Understanding AtomicInteger: Optimistic Locking and CAS in Java
AtomicInteger provides a thread‑safe, lock‑free counter in Java by employing optimistic locking and CAS operations, offering higher efficiency than synchronized blocks; the article explains its motivation, usage examples, underlying Unsafe mechanisms, volatile semantics, and key methods such as incrementAndGet and compareAndSet.
1. Why introduce AtomicInteger?
When discussing thread safety, synchronized and Lock are often mentioned, but they are pessimistic locks that allow only one thread at a time and can be inefficient; optimistic locking avoids locking by retrying on conflict, and AtomicInteger implements this, offering higher efficiency.
AtomicInteger guarantees thread safety using optimistic locking, making it more efficient than pessimistic locks.
When multiple threads perform CAS on a variable, only one succeeds while others fail and can retry or give up.
2. AtomicInteger principle analysis
2.1 Specific usage
To count web page visits, a simple count++ is not thread‑safe.
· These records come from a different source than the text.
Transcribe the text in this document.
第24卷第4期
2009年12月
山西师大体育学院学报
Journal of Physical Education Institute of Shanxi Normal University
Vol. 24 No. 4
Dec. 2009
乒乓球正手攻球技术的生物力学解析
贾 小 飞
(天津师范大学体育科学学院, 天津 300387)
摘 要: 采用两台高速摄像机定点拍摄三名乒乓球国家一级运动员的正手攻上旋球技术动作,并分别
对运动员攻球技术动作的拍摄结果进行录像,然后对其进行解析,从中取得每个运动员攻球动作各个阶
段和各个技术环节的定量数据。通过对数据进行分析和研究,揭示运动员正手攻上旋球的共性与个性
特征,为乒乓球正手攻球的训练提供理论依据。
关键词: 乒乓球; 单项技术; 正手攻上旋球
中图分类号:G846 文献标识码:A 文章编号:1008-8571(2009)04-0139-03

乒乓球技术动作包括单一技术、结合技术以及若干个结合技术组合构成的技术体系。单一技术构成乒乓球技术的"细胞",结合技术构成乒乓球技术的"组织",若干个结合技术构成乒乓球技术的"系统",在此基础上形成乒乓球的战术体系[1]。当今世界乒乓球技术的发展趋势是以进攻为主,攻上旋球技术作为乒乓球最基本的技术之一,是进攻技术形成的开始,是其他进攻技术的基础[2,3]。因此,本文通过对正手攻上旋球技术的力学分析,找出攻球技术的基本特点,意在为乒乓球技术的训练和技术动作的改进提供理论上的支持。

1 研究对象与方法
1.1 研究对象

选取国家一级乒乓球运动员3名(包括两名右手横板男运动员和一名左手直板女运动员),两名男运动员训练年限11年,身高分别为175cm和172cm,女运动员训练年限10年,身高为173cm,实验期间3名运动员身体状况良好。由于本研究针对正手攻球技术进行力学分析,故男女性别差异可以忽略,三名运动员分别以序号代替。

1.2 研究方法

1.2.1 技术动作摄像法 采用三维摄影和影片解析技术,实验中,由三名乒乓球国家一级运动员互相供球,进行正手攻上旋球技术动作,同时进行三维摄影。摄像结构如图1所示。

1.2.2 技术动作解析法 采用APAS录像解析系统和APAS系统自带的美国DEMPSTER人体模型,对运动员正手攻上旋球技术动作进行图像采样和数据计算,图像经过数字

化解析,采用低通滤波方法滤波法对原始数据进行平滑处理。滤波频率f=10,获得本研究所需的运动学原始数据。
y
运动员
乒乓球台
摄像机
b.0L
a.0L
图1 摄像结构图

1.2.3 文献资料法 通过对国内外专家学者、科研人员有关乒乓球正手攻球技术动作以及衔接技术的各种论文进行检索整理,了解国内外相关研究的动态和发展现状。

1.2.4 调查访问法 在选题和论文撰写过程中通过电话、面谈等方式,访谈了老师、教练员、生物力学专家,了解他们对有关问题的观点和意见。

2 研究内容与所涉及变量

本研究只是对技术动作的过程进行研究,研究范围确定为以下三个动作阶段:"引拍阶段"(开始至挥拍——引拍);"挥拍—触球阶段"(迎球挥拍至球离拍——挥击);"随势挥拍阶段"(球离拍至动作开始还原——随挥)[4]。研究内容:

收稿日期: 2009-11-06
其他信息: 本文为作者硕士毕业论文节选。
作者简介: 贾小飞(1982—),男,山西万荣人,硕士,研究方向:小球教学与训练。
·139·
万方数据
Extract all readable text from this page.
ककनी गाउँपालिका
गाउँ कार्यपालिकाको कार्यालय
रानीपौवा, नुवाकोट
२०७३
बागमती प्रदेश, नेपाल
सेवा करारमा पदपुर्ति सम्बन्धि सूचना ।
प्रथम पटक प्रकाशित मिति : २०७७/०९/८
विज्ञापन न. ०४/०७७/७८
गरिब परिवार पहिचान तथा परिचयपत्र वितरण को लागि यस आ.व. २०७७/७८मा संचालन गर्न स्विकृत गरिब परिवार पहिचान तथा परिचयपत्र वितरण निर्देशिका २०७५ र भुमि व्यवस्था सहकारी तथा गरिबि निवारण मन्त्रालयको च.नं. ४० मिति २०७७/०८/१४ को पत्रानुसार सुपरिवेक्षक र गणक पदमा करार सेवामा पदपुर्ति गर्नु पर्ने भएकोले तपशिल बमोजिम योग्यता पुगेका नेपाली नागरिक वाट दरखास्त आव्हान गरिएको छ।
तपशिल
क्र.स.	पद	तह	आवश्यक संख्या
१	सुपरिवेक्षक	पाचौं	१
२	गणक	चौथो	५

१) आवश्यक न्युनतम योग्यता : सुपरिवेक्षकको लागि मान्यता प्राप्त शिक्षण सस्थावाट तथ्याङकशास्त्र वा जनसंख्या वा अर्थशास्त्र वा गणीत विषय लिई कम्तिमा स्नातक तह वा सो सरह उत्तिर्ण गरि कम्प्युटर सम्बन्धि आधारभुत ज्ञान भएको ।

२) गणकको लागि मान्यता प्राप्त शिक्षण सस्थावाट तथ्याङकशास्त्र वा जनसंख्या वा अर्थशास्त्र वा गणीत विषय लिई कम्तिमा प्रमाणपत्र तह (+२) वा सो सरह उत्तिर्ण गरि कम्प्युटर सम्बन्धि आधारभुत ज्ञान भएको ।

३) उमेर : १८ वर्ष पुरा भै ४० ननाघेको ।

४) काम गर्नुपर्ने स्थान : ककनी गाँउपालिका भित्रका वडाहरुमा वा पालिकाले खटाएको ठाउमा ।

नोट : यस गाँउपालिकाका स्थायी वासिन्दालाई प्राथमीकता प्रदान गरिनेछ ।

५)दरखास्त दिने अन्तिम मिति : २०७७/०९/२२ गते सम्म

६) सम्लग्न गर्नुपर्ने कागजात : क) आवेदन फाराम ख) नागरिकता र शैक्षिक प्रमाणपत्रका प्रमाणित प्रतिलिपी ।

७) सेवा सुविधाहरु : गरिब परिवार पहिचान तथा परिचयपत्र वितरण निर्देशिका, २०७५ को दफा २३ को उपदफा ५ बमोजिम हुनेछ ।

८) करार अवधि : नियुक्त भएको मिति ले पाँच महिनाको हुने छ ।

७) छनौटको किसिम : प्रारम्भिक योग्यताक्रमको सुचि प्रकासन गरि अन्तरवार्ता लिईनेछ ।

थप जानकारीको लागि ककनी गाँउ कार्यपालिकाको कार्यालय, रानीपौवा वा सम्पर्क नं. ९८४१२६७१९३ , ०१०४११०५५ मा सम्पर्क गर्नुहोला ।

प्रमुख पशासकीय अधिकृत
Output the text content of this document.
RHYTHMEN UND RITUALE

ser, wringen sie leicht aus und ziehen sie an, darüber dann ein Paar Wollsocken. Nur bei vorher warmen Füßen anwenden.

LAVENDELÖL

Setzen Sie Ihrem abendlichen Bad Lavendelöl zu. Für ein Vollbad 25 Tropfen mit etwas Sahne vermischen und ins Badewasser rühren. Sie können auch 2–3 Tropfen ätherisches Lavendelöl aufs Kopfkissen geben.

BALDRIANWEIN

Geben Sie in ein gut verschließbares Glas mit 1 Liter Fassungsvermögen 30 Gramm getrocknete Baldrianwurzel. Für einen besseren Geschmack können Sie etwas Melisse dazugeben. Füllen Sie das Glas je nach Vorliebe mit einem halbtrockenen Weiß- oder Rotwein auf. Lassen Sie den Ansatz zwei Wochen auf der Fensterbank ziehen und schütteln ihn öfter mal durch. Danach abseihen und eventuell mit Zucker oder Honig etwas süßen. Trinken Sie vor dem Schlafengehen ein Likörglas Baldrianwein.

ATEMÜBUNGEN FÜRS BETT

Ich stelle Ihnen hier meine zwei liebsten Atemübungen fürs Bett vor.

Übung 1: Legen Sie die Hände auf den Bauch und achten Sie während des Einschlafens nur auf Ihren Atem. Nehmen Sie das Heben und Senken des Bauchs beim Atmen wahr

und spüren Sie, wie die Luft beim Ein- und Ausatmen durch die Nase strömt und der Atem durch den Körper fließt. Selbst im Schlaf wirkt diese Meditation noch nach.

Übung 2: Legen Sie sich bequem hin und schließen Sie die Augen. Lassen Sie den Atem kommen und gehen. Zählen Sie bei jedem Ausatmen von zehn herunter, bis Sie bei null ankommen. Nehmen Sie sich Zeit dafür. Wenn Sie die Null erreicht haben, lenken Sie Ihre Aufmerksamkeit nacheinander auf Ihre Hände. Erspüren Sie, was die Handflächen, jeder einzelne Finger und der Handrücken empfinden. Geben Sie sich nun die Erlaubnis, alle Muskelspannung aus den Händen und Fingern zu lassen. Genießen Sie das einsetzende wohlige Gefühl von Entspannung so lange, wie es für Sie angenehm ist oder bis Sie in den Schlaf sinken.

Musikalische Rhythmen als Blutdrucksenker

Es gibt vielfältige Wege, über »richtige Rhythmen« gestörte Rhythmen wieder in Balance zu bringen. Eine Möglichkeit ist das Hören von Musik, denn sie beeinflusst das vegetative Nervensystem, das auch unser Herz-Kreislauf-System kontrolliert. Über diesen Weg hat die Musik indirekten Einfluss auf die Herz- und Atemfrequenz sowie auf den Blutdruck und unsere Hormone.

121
Lock‑based implementation:
class Counter {
private volatile int count = 0;
public synchronized void increment() {
count++;
}
public int getCount() {
return count;
}
}AtomicInteger implementation:
class Counter {
//使用AtomicInteger之后,不需要加锁,也可以实现线程安全。
private AtomicInteger count = new AtomicInteger();
public void increment() {
count.incrementAndGet();
}
public int getCount() {
return count.get();
}
}2.2 Underlying mechanism
AtomicInteger defines a static Unsafe instance and a valueOffset that points to the memory offset of the internal volatile int field.
// setup to use Unsafe.compareAndSwapInt for updates
private static final Unsafe unsafe = Unsafe.getUnsafe();
private static final long valueOffset;
static {
try {
valueOffset = unsafe.objectFieldOffset(
AtomicInteger.class.getDeclaredField("value"));
} catch (Exception ex) { throw new Error(ex); }
}Unsafe is a JDK internal class that provides low‑level operations such as compareAndSwapInt .
sun.misc.Unsafe is an internal JDK utility that exposes unsafe operations to Java code, enabling platform‑specific functionality without native code.
The volatile int value field ensures visibility and prevents reordering.
private volatile int value;Volatile guarantees two main features: preventing reordering and providing memory visibility.
Memory visibility means that when one thread updates a shared variable, other threads can see the updated value.
AtomicInteger’s key methods include incrementAndGet() (equivalent to i++ ) and getAndAdd() (equivalent to i+=n ).
The source of incrementAndGet() shows a loop that reads the current value, computes the next value, and uses compareAndSet to atomically update it.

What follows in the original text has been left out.